Outro fator que interfere no sucesso do controle é o monitoramento e a tomada de decisão de controle. O monitoramento é realizado caminhando-se numa única linha qualquer do talhão e a cada 20 m um ponto de um metro linear é avaliado quanto ao número de espumas presentes (Fig.1). Mais ou menos, uma espuma corresponde a duas ninfas. Ao terminar a linha, o monitoramento está finalizado. Esse novo esquema de monitoramento é tão eficaz quanto os tradicionais (dois pontos por hectare) e 60% mais rápido (Fig.2). Entretanto, se somente o fungo for ser aplicado, deve-se avaliar alguns desses pontos também contando-se o número de ninfas pequenas e grandes. O fungo só pode ser aplicado quando mais da metade das ninfas forem grandes, pois nesse momento todas elas já eclodiram de seus ovos no solo. O nível de controle da cigarrinha-das-raízes é de duas ninfas por metro linear.

 

 

 

Fig.1. Novo esquema de monitoramento de espumas e/ou ninfas da cigarrinha-das-raízes em talhão de cana-de-açúcar.

 

 

Fig.2. Número médio de ninfas por metro e quantidade média de metros amostrados em diferentes técnicas de monitoramento da cigarrinha-das-raízes. Usina Denusa, Jacira, GO, 2019. Barras seguidas pela mesma letra ou sem elas não diferem entre si pelo teste de Tukey, 5%.

Se no final da época de ocorrência da cigarrinha ainda houver cerca de 5 ninfas por metro, deve-se realizar outra aplicação do fungo para não deixar os adultos emergirem e colocarem os ovos que permanecerão quiescentes no solo até a próxima safra.

Na atualidade, grande parte das Usinas tem misturado no mesmo tanque um inseticida na menor dose possível e uma ou meia dose do fungo-verde. Os inseticidas que são usados para o controle da cigarrinha são compatíveis com o fungo, que tem propiciado um maior período de atuação. Essa associação tem também criado um efeito adicional de controle de outras pragas, como da broca-da-cana e corós.

O fungo M. anisopliae persiste no solo em baixas umidades, mas a temperatura alta diminui o tempo de permanência de grandes inóculos no solo.

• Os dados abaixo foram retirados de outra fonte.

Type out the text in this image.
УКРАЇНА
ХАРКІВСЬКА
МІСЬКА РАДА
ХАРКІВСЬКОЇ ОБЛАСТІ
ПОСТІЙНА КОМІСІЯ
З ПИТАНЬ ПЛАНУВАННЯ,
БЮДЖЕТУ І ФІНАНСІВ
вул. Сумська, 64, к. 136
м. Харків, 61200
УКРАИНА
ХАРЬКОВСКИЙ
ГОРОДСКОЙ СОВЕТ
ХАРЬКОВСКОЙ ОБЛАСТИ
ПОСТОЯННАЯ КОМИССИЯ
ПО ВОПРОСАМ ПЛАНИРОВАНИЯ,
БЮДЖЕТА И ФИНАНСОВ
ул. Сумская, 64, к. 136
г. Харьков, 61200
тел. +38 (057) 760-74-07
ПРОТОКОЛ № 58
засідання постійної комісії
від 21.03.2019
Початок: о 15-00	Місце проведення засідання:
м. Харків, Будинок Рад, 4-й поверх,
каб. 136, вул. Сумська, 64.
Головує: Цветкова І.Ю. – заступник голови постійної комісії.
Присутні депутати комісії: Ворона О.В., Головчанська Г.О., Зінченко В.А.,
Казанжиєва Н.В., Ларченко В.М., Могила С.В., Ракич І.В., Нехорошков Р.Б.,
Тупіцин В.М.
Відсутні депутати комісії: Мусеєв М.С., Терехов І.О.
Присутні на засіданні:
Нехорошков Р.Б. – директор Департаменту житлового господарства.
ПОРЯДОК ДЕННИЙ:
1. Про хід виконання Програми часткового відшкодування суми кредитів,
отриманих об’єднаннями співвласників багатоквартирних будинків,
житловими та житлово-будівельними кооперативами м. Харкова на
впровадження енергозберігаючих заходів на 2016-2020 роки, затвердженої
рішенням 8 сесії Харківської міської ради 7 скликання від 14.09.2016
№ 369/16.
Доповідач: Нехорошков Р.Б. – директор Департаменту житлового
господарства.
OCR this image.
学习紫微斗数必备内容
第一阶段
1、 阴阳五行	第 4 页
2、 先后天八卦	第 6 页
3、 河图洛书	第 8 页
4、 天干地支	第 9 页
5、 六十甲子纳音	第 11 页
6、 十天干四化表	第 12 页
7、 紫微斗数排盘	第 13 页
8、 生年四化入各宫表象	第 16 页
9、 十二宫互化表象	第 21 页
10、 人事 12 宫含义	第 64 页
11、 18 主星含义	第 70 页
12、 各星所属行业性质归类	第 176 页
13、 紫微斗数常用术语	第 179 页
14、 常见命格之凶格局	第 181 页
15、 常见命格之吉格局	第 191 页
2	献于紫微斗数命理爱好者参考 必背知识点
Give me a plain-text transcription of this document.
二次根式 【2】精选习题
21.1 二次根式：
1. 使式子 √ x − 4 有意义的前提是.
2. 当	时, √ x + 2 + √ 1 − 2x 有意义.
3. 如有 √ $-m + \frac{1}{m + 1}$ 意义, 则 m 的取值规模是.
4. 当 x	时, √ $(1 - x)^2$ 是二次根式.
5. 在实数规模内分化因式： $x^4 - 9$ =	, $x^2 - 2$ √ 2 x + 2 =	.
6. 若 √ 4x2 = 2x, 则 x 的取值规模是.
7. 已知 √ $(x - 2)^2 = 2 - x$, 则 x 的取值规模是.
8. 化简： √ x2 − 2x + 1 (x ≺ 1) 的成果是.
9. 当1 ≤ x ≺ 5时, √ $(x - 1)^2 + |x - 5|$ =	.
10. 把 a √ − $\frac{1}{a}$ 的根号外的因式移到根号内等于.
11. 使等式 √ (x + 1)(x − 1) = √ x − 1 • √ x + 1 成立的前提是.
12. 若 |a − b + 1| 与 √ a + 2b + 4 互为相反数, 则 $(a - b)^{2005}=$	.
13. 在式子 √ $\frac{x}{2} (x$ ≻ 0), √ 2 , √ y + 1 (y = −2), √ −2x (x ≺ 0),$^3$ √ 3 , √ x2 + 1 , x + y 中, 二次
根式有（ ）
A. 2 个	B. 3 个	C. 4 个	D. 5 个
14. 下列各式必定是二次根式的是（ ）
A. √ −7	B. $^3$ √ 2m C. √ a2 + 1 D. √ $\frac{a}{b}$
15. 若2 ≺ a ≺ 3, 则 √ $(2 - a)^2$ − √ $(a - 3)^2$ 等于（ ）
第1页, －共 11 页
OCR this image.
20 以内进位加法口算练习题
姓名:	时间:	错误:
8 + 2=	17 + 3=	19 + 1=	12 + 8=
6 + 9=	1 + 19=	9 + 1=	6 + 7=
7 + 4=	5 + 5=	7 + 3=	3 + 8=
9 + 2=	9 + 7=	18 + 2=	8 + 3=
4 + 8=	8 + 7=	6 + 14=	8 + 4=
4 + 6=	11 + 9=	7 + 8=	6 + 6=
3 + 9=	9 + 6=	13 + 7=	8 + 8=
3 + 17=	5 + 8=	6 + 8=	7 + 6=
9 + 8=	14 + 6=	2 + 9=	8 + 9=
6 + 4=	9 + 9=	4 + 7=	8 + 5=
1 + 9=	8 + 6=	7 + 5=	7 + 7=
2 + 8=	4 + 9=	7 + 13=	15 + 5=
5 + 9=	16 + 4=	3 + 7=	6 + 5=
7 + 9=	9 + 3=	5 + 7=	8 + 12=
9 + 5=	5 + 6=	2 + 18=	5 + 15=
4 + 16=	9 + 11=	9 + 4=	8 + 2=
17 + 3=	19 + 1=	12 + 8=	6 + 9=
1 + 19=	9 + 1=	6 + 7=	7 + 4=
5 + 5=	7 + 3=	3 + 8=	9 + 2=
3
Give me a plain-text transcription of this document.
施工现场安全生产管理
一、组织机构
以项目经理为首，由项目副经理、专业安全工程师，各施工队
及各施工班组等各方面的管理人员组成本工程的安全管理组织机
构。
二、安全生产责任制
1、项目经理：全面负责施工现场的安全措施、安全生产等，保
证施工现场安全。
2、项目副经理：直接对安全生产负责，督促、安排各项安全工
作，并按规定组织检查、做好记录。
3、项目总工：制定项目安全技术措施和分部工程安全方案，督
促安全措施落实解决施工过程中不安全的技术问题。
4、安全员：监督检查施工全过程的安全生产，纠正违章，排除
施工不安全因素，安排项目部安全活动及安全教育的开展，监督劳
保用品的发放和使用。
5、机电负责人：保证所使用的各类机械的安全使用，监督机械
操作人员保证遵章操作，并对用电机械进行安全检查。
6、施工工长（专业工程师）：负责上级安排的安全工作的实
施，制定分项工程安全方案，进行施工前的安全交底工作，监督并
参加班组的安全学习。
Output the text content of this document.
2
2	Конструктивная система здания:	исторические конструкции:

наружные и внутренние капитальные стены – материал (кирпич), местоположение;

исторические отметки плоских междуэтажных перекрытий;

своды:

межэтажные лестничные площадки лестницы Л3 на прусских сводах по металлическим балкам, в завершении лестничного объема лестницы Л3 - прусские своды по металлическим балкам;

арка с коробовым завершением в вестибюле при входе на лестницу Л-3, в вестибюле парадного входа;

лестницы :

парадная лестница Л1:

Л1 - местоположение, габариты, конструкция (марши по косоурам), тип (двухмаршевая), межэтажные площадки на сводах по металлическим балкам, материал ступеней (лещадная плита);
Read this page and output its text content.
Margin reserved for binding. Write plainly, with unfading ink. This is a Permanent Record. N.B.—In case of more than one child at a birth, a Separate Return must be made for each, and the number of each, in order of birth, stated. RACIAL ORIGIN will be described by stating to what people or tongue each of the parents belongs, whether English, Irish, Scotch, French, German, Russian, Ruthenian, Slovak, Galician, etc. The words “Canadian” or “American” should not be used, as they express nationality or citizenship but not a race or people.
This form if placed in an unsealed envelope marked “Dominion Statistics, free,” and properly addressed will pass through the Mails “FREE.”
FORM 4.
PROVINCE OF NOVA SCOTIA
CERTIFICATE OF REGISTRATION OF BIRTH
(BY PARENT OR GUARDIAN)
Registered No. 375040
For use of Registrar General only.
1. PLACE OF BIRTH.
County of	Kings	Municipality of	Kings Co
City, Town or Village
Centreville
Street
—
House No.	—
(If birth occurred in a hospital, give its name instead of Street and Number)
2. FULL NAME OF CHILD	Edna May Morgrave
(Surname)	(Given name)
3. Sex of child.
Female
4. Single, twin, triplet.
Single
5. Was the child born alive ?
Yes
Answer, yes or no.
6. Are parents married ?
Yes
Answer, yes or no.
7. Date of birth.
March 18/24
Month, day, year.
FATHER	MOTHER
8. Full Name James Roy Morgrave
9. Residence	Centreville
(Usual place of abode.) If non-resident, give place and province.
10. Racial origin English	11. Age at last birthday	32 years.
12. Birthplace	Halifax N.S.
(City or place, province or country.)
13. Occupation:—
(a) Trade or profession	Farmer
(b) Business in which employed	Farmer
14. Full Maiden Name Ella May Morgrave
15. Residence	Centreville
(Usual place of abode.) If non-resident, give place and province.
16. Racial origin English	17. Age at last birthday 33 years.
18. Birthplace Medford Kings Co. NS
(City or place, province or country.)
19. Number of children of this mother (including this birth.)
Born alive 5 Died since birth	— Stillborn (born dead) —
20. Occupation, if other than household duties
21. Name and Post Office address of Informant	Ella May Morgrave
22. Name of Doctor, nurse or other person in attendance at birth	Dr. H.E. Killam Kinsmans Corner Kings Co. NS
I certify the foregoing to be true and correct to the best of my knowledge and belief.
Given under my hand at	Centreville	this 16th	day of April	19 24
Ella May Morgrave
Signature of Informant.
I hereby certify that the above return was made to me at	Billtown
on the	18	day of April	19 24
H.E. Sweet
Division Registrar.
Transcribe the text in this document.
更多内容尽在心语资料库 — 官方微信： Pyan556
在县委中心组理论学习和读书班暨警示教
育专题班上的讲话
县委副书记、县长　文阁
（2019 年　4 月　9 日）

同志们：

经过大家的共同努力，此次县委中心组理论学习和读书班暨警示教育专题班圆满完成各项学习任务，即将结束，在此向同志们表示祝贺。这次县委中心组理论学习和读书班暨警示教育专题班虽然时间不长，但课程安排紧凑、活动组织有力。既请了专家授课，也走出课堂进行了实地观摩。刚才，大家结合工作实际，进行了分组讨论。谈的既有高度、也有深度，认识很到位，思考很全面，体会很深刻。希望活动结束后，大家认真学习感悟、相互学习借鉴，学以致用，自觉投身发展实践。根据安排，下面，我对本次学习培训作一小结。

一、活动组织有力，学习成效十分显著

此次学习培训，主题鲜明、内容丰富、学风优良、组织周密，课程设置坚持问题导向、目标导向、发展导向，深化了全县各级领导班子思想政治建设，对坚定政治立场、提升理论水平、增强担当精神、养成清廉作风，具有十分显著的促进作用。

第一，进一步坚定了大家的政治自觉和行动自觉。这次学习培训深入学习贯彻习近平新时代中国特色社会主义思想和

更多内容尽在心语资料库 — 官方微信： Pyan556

Entretanto, sempre um pequeno inóculo persiste no solo de um ano para o outro. Mesmo em altas temperaturas, o fungo fica atuando por 90 a 120 dias no solo, mas com eficácia cada vez menor no controle de cigarrinhas.

Diferente do que era divulgado por muitas empresas no passado, o fungo-verde é muito eficaz no controle da cigarrinha em altas infestações, mais do que tiametoxam e imidacloprido, que falham nessa situação.

A retirada da palha da linha de plantio prejudica a sobrevivência das ninfas no primeiro momento, mas logo após a retirada, as ninfas se aprofundam no solo em busca das raízes, não sendo mais afetadas. E cerca de uma semana depois, a palha retirada volta às linhas pela ação do vento, o que não justifica o investimento com essa prática.

A distribuição de calcário nas linhas de plantio com infestação de ninfas diminui a população da praga e deve ser estudada.

Na Guatemala, o fungo Paecilomyces lilacinus é utilizado no controle de ovos da cigarrinha Aeneolamia spp. (Cercopidae) no solo no período de chuvas, o que pode ser uma estratégia interessante para as nossas espécies aqui no Brasil.